Miles Gilbert “Tim” Horton was better known as the star defenceman of the Toronto Maple Leafs when he opened his first doughnut shop in 1964. With its co-owner and namesake being a player of Canada’s favourite sport, for a team named after Canada’s national symbol, Tim Hortons was well situated to manufacture the image of being an essential component of Canadian identity that it has.
Today, Tim Hortons are everywhere (there are about 4,000 locations country-wide), and the idea the restaurant is important to Canadian life is more or less taken for granted. More than zero cable news segments and one MacLean’s article were devoted to the company’s introduction of to-go lids with a maple leaf design imprinted on them in 2018. Politicians are quick to share anecdotes of stopping for a double-double on the campaign trail to signify they are of the people.
The company’s marketing has all but abandoned any pretense of trying to sell a product in favour of referencing this idea. The latest commercial is a dramatized Wayne Gretzky origin story. The one before that is just a montage of small towns that have a franchise or two, ending with the tagline: “If there’s a Canadian, there has to be a Tims.”
It’s more like one of those word-association games my therapist likes to play than any sort of actual advertisement for a fast- food service. What does hockey or Cap-Pelé, N.B. have to do with coffee and doughnuts? Not much, but it doesn’t matter. You know that all of these things are Canadian, and that’s all you need to know.
There’s a good reason Tim Hortons no longer talks about what it actually makes and does.
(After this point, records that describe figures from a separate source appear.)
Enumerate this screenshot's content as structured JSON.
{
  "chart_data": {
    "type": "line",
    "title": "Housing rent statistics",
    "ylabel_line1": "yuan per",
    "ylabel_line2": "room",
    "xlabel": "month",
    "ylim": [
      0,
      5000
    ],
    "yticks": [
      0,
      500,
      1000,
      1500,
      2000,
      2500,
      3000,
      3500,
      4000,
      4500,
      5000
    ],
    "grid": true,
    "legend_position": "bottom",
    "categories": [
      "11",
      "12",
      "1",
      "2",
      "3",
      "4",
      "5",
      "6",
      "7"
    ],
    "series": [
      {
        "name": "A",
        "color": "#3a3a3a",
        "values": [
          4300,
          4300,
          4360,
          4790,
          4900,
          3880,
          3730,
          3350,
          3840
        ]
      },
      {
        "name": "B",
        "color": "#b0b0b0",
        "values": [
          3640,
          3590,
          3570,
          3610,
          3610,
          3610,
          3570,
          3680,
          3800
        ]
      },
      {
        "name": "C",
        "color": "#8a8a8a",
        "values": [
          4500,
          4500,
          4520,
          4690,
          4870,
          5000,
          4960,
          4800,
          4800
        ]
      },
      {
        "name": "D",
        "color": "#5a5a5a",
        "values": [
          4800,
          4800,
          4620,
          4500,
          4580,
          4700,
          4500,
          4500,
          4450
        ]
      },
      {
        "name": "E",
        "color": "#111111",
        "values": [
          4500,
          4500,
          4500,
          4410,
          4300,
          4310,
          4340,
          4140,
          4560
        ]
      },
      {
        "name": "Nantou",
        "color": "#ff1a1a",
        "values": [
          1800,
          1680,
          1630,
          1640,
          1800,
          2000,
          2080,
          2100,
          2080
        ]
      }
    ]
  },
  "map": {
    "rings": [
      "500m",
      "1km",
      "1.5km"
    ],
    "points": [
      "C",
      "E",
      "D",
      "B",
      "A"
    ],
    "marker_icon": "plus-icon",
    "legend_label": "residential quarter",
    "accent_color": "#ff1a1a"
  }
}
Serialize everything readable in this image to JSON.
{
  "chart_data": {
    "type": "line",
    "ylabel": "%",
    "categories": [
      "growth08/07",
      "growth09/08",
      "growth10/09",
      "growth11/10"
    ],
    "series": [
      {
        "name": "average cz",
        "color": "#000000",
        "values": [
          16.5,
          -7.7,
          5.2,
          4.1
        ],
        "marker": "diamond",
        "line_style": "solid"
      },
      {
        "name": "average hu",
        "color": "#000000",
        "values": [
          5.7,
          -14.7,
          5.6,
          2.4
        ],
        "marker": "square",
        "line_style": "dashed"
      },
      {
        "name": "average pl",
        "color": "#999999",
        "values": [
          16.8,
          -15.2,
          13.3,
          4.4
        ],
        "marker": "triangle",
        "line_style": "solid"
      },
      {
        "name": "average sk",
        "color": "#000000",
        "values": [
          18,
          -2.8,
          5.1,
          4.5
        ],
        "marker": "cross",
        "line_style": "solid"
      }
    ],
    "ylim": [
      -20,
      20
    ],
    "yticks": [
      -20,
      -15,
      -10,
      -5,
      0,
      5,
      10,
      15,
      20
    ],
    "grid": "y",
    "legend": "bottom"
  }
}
In spite of its public image, some- time between now and 1974 — when Horton died of an alcohol and amphetamine-induced car crash and the company started ramping up its aggressive territorial expansion — internally, it has undergone whatever the business and culinary equivalent of an alcohol and amphetamine-induced car crash is.
I don’t have much to say about their coffee, personally treating the stuff more as a drug than a beverage, but the general consensus seems to be it’s either disgusting or merely satisfying in the way that all junk food is: chemically engineered to be so. The flagship products of the company — the doughnuts — are awful, probably in part because since 2001 all of their baked goods have been par-baked at a central location in Ontario, to be frozen and shipped across the country.
But, everyone knows about the food already. Sure, the sandwiches are bad even by fast-food standards — the grilled cheese especially tastes like a dishcloth that was used to clean up some Cheez Whiz a couple of days ago — but the overall quality is not that far below the modern standard of any international chain at its price point.
It’s equally unsurprising that the corporate side of the $15-bil- lion operation had a collective meltdown when Ontario raised its minimum wage to $14 a couple of years ago. The company lobbied extensively against the law, and after it passed, some franchisees began taking away paid breaks and benefits, citing an inability to meet the added costs. This was in a year where the company was exceedingly profitable, according to the Financial Post, revealing said franchisees to either be liars or the world’s worst businesspeople — not even able to capitalize on one of the country’s most recognizable brands well enough to pay their employees properly.
The expectedly bad food and worse business practices aside, the real kicker of the company’s image is that even its own premise is false — Tim Hortons is not Canadian. In 1992, it was acquired by the American owners of Wendy’s. Though it briefly regained its independence in 2009, it merged with Burger King a few years later, forming a parent company with the cartoonishly corporate name, “Restaurant Brands International” — itself majority-owned by a Brazillian private equity firm whose holdings mostly include other American companies like Heinz. Even the facility that makes and freezes its doughnuts is owned by a Swedish food-processing conglomerate.
Tim Hortons is a big international company, basically, owned by a bigger, more international conglomerate, and the reasons for it being on every second corner are the same as any other business like it: the massive advertising budget and the expansion strategy of throwing a location down wherever it can fit, putting any number of small coffee shops out of business in the process.
Though to be fair, scooping up as much real estate as possible and kicking out everyone else that was there before is a Canadian tradition.
Besides that, the only connection Tim Hortons has to Canada is the one the company keeps insisting it has, like a partner that keeps saying they’ve never cheated on you without you ever bringing up the subject. All it can offer is a tasteless, lukewarm appeal to the nationalism of a country that doesn’t quite have the F35-fighter-jets-flying-over-the-NFL-halftime-show audacity of its neighbour, and the homogenized, half-baked goods of global capitalism.
Their cream cheese doughnuts are pretty good.